Much of internet was a means to access inner space with different destinations being different possible versions of future you. The new stack is so successful that it optimizes its environment instead of changing in order to adapt to the environment. Cheap networking facilitates exaggerated and rapid network effects. Silicon Valley, which once seemed a portal to unlimited potential, now induces claustrophobia as so many distinct companies with different competencies and cultures must compete for the same global pool of so-called advertisers. It might eventually become an ouroboros, a snake eating its own tail.

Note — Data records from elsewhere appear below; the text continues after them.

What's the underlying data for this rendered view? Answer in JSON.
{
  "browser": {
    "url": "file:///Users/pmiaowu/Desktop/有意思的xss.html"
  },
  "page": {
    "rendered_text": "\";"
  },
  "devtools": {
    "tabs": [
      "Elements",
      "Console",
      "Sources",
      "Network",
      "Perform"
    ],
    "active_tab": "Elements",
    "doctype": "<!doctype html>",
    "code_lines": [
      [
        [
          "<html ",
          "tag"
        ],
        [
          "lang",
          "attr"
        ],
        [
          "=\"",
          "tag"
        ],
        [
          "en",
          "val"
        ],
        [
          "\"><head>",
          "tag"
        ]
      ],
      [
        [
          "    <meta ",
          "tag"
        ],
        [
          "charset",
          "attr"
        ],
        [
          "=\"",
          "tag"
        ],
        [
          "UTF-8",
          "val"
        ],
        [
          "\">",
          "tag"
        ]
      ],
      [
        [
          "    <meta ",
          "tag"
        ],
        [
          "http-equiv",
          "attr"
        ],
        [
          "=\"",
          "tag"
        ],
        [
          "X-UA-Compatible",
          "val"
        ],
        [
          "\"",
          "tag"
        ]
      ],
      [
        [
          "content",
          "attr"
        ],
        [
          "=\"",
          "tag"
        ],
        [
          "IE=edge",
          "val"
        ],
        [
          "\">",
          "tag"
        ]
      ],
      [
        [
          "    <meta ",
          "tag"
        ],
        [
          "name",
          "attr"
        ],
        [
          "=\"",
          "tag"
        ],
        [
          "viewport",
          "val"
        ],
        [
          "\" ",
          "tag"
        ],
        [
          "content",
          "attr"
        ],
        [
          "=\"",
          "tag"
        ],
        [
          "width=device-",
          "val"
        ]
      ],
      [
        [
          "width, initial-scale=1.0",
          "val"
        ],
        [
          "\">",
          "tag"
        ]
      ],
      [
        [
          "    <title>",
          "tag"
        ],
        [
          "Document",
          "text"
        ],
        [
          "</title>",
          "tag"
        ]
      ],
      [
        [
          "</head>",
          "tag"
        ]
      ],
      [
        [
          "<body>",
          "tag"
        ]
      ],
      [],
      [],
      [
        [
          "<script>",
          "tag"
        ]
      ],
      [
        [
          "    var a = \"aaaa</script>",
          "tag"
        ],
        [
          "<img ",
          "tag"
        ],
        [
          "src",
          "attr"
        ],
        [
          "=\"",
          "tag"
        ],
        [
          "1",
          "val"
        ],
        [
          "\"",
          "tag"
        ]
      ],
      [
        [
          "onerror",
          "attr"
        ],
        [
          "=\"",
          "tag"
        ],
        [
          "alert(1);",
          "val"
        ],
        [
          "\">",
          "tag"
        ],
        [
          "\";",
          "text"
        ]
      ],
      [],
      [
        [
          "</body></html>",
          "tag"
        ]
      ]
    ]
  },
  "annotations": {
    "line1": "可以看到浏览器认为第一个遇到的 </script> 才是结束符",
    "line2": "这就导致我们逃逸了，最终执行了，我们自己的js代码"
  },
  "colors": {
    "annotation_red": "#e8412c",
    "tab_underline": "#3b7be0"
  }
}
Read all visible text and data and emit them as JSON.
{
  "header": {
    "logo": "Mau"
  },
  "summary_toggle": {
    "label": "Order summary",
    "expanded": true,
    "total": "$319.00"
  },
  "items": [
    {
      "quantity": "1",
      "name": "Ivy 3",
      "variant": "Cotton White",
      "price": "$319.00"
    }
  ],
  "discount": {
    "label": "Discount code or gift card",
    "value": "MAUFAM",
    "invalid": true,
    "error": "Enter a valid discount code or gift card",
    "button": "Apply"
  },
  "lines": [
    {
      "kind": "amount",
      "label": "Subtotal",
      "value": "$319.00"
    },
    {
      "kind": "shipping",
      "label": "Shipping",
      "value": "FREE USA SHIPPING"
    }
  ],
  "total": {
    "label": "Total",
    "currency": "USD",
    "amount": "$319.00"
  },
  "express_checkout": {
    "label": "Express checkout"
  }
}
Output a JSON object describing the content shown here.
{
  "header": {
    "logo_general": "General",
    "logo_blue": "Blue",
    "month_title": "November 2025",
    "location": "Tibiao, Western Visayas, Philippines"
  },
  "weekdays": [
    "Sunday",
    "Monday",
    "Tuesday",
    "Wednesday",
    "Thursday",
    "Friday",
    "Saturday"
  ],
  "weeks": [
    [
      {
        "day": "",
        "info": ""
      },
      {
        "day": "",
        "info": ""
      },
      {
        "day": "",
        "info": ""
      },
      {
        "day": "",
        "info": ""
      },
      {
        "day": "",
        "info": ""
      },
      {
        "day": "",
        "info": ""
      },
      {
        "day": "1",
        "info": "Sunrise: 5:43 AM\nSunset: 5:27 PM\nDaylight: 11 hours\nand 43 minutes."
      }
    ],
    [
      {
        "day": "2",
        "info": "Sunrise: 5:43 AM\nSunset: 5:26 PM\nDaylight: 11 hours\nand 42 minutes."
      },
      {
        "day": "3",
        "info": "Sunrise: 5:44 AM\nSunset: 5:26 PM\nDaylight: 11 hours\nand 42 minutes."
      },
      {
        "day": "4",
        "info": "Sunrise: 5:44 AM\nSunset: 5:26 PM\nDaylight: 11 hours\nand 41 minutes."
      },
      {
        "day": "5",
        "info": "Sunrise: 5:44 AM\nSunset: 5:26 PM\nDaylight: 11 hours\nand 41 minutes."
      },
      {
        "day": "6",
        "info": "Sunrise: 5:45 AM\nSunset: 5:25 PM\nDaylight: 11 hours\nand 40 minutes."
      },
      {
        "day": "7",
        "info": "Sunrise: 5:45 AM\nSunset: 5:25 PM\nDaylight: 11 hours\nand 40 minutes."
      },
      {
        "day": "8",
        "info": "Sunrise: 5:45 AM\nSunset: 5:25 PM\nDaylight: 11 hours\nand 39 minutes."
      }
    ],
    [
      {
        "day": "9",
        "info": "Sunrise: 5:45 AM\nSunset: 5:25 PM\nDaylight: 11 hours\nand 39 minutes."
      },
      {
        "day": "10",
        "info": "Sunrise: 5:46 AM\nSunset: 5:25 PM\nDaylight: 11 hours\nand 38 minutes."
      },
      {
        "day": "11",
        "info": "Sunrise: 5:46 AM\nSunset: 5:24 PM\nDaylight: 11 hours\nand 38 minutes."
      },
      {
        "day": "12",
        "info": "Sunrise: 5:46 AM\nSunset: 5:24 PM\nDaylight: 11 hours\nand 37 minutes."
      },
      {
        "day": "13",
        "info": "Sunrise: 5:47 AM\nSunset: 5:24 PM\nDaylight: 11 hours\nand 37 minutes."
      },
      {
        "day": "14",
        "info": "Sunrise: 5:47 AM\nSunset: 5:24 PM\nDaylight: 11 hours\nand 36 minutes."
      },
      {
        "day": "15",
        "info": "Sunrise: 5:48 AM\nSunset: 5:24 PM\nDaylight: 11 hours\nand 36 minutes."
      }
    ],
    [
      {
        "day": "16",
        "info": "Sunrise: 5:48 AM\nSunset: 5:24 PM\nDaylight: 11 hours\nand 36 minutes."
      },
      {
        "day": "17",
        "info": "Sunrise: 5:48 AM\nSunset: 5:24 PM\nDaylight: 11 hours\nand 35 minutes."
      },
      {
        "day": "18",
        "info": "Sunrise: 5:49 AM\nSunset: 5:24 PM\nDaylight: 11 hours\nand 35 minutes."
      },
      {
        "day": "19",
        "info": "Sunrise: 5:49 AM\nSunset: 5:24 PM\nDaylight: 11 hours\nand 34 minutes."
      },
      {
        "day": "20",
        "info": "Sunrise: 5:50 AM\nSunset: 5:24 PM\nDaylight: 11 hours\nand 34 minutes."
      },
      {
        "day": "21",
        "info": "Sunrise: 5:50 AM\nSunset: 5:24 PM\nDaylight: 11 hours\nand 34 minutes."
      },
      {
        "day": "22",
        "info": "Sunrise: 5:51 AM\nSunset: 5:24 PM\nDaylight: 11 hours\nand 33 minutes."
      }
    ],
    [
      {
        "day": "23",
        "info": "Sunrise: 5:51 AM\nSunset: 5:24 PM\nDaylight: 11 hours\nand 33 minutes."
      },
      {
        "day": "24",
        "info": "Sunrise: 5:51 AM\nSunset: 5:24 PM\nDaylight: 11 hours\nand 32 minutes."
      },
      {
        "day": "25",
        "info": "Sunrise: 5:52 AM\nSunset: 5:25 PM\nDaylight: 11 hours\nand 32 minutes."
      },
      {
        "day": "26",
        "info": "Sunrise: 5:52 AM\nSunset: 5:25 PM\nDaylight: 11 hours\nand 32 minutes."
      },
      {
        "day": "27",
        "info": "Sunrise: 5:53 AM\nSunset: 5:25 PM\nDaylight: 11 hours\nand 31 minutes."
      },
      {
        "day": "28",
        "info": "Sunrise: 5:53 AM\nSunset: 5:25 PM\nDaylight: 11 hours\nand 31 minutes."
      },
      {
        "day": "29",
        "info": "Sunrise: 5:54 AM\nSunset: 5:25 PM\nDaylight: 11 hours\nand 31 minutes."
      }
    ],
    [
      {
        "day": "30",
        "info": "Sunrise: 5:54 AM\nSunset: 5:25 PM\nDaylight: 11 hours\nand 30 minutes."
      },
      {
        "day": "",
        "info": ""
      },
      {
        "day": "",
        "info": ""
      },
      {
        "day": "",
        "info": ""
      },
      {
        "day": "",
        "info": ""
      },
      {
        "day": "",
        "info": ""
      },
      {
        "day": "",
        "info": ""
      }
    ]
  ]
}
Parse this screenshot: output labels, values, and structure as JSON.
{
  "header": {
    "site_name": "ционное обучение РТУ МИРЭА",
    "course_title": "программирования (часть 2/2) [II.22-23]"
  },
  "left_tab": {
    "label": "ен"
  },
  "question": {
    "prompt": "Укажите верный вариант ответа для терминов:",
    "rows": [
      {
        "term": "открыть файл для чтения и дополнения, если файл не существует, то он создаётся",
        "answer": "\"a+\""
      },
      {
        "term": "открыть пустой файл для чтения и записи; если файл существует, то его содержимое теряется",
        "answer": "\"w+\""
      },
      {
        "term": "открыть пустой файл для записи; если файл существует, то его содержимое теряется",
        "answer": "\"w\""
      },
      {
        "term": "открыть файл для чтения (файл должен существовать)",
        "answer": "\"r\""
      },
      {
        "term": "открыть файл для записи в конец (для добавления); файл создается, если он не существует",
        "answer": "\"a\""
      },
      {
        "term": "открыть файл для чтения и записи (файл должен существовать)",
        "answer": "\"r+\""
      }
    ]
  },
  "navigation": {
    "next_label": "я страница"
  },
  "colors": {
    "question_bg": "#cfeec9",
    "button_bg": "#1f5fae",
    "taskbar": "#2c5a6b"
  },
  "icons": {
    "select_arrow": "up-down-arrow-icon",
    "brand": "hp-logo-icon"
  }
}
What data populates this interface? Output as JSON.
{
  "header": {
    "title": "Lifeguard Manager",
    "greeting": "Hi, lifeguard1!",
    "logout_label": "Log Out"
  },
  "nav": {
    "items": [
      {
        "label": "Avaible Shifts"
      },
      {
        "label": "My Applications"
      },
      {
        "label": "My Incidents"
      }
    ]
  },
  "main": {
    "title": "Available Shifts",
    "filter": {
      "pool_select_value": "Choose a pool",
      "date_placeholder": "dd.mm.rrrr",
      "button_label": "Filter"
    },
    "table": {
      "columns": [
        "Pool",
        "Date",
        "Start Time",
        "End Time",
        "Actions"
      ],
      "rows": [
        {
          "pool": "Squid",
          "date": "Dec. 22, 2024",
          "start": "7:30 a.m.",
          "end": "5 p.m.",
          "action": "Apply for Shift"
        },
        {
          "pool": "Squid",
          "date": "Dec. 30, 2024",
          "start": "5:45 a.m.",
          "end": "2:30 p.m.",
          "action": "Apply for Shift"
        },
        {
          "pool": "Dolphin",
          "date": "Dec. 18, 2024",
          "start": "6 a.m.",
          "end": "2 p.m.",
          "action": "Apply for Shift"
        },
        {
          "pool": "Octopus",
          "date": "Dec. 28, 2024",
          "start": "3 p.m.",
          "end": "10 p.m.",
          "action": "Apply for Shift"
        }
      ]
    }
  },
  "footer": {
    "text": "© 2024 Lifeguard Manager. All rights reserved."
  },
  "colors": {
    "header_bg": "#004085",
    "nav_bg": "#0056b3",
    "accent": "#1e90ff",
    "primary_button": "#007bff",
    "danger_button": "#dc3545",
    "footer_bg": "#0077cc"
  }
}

This access to inner spaces was supposed to make up for our lack of experience in peer relationships which was preventing some the development of the common pathway through which people learn about decision-making skills and the capacity to maintain a relationship.
However, when your inner space is opened to commercial activity, it exaggerates this economic system tendencies toward extraction, growth for growth’s sake, and the removal of human agency and connection. Now the system amplifies for ruthlessness, and capital “becomes a person” through corporations and tech.

So much information is “free,” that there is nothing left to advertise on Google that attracts actual money. It may well mean either the state takes the means of production to sustain itself (i.e seizes say a bitumen plant to keep roads) or simple hollows out in time. It seems like subtracting value, an enormous amount of value, and stymied progress to seize control and extract wealth.

High unemployment and very high underemployment may well result in a non functioning state. This means building new models for the distribution of necessary rival goods. It is entirely legitimate to understand that people are still needed and valuable. The rich live behind gates, not just to protect themselves, but to pretend to not need anyone else. The ghosts of the losers haunt every acre of easy abundance.

It’s not as if everyone wanted to be closer to all of humanity when cities first formed. Something was lost with the advent of the polis, and we still dream of getting it back. The greatest beneficiaries of civilization use all their power to create a temporary illusion of freedom from politics. In every case, abundance without politics was an illusion that could only be sustained in temporary bubbles, supported by armies. It was a bubble supported by the power of the rich, and it’s time to get rid of it, he argues. The quote could be interpreted as a daydream that better technology will free us to some degree from having to deal with one another.

For better or worse, when the time comes the future will be shaped by the separation of church and state for our times. Our new time lords display difficulty understanding the on-the-books value of culture.